Few have risked taking on firefighters on any issue.

Nassau County officials learned that lesson 13 years ago when they cut the Nassau fire academy budget during one of its many fiscal crises.

A parade of fire trucks and angry volunteers chanted "Joe's gotta go," directing their anger at then-Hempstead Presiding Supervisor Joseph Mondello. The cuts were restored.

Some officials are shocked by the treatment they get. Joseph Caracappa, then the deputy presiding officer of the Suffolk Legislature, told lawmakers in November 2003 that he'd gotten calls and e-mails, even from the county's own appointed commission, "almost to the point of a threatening nature" after a county report criticized spotty ambulance response.

"I received calls ... 'How dare this legislature ... Who are you? You failed the fire service,'" he said.

But eventually, the report led to the first serious bill in more than a decade to improve accountability for ambulance response times -- sponsored by three lawmakers who were about to leave office anyway.

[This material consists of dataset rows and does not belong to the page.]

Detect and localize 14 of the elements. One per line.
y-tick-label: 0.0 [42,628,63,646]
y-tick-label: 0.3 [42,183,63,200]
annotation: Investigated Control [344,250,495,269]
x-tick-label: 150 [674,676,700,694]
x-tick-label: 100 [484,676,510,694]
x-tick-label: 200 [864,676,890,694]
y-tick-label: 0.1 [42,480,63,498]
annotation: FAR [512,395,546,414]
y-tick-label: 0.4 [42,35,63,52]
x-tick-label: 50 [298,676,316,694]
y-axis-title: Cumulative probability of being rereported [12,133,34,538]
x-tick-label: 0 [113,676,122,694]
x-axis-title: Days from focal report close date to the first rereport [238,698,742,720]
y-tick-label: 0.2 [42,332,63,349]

Volunteer leaders turned out in force and killed it in committee last fall, saying it would only increase bureaucracy.

But lawmakers say they find it hard to continue opposing measures that might help save lives. This spring, they passed a watered-down version that replaced penalties with incentives for cooperation.

"I understand the volunteers, sometimes they get focused on 'We volunteer a lot of our time and don't criticize us,'" said Legis. William Lindsay (D-Holbrook), who told lawmakers that his brother-in-law died while waiting for a fire department ambulance in 2002.

"It really isn't meant to be a criticism; it's meant to improve the system. The county is now up to 1.4 million people. I'm not advocating that we go to a paid service, but we have to be more efficient.

"You're talking about a lot of lives we're protecting now."